Totals: APOLLO City 2022 scores 25, KAABO Mantis 10 scores 24.
Based on the scoring, the APOLLO City 2022 is our overall winner. Between these two, the Kaabo Mantis 10 ultimately feels like the more memorable scooter to live with - the one that turns ordinary journeys into little rides you actually look forward to. It's not as polished, not as weatherproof and certainly not as "appliance-like" as the Apollo, but it delivers that extra spark that makes you forgive its rough edges. The Apollo City 2022 Pro earns respect rather than love: it's the dependable partner that gets you to work without drama, even when the sky opens and the roads are miserable.
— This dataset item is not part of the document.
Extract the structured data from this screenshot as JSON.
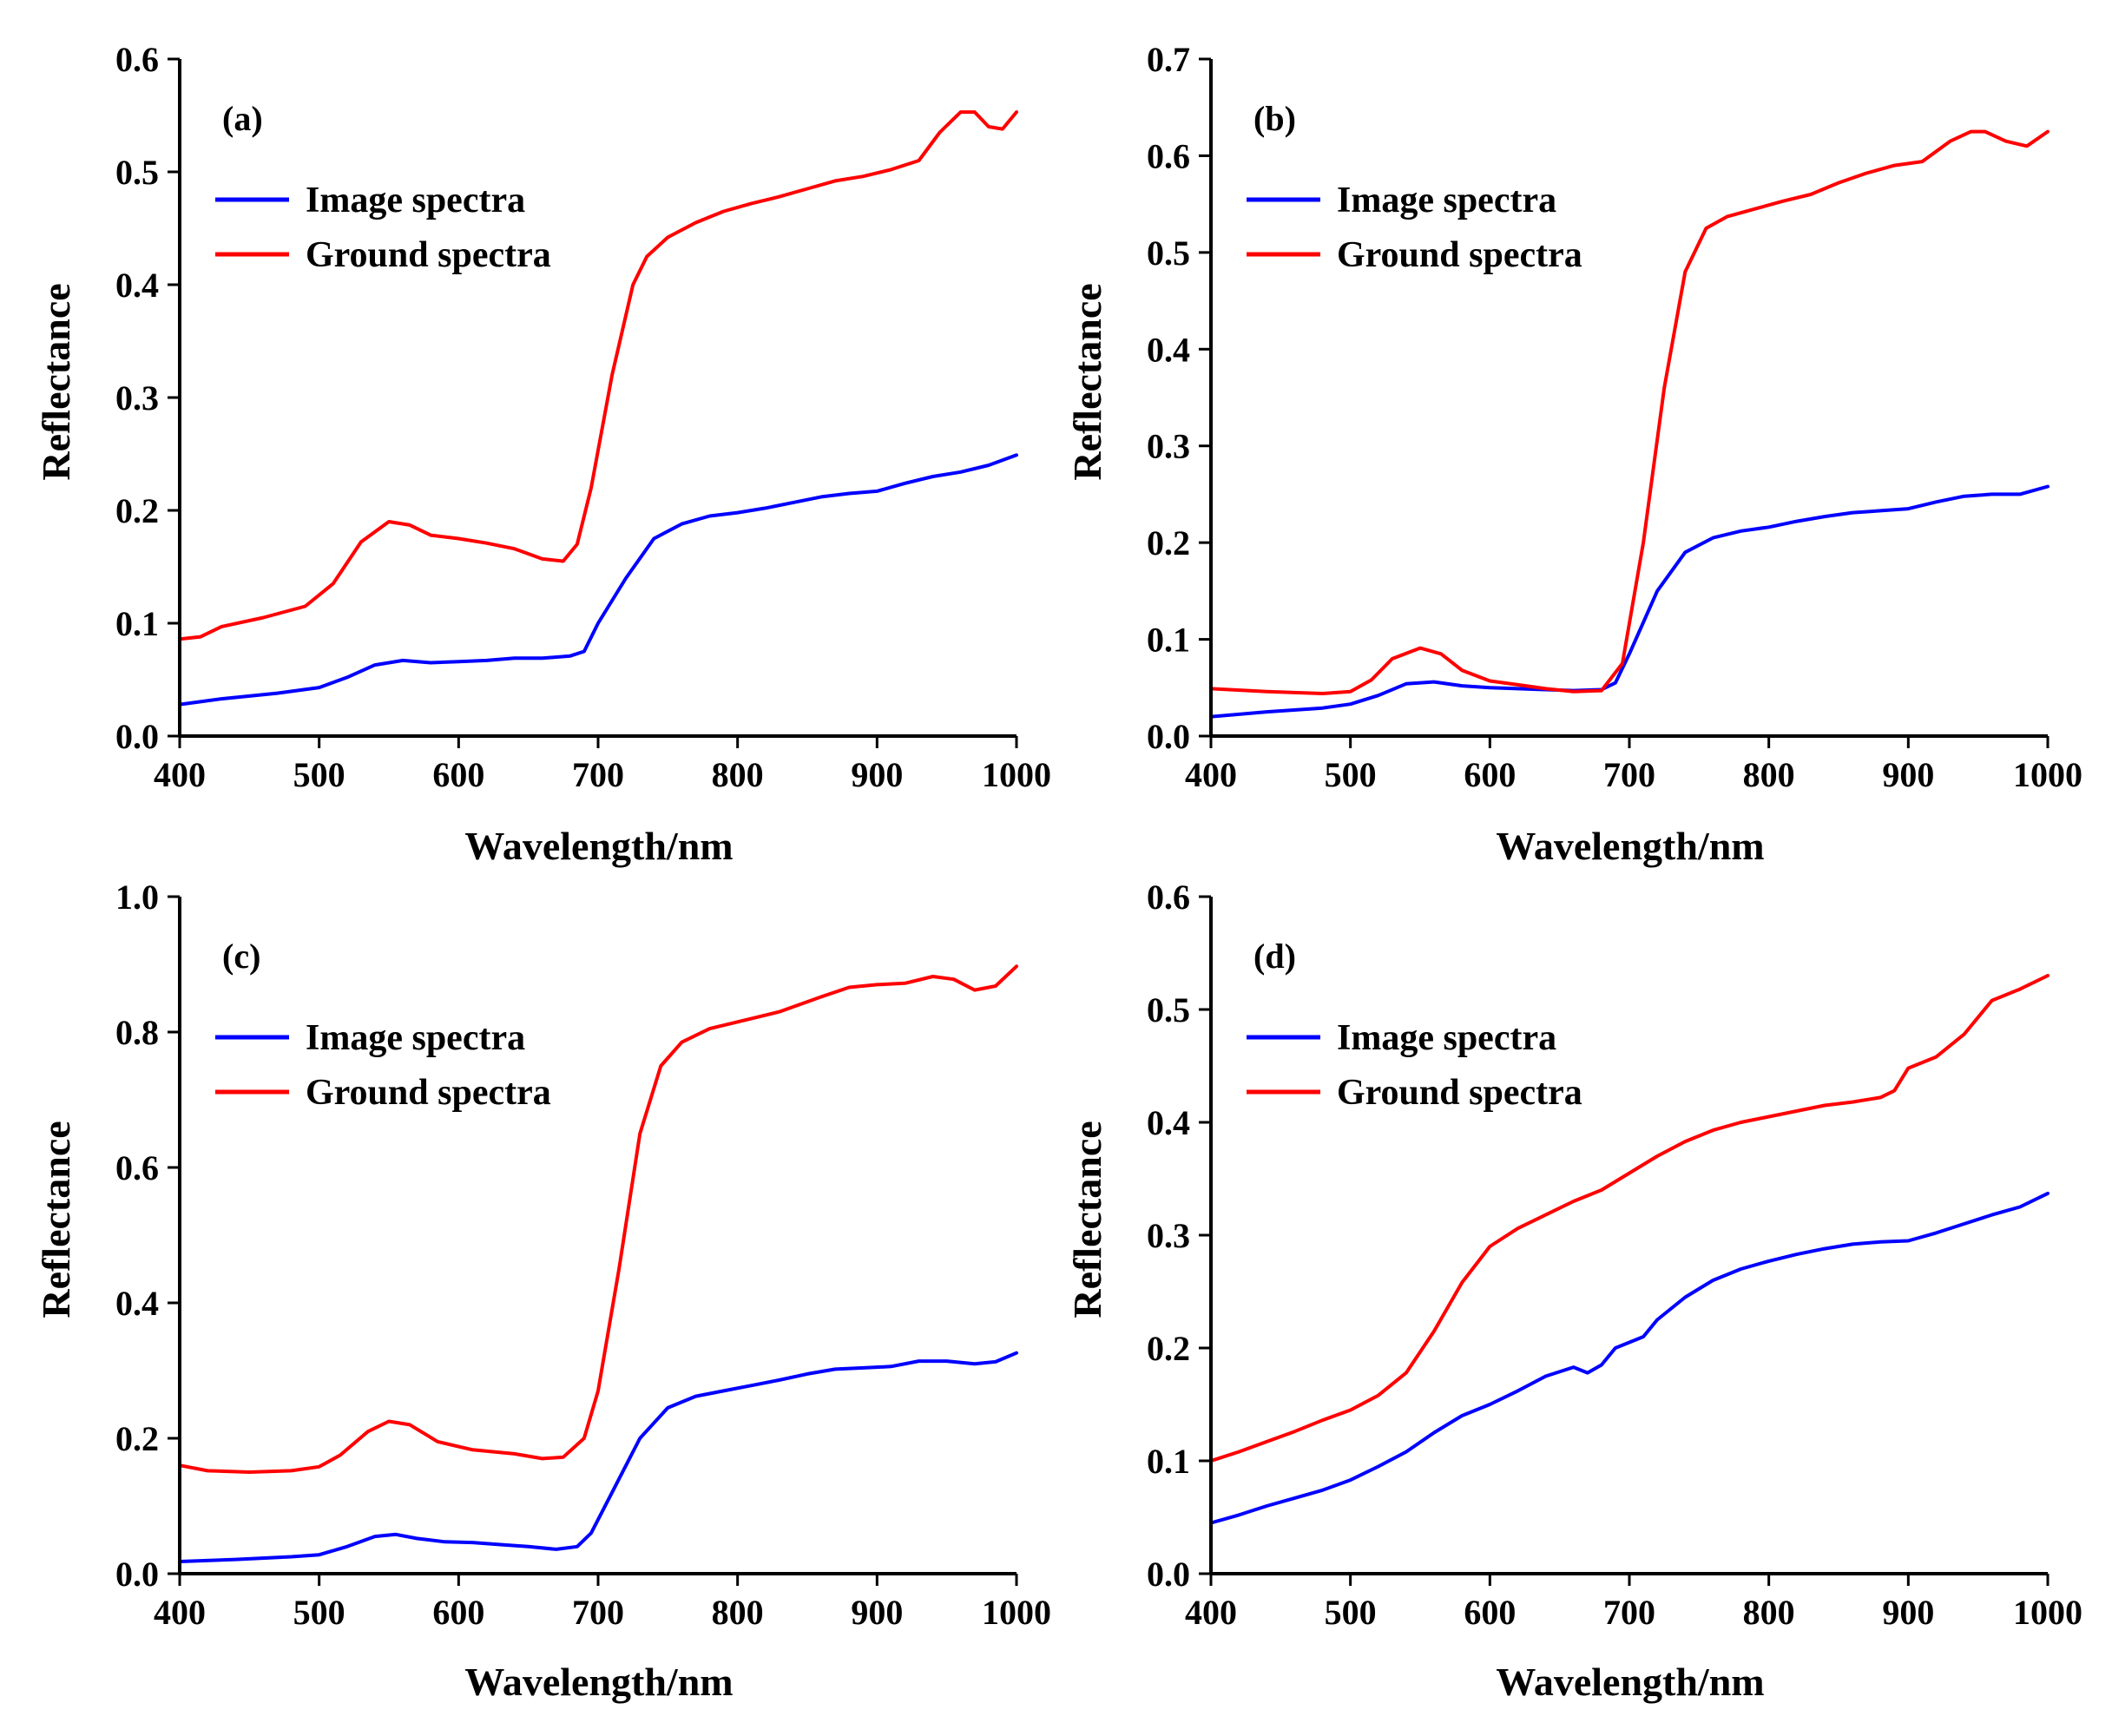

If you want your scooter to disappear into your routine, it's the smarter pick; if you want it to be the best part of your day, the Mantis 10 is the one that will keep you sneaking in "just one more lap" before you go home.
That's our verdict when we try to stay objective – but hey, riding is mostly about emotions anyway, so pick the one that will make you look forward to your commute every single day.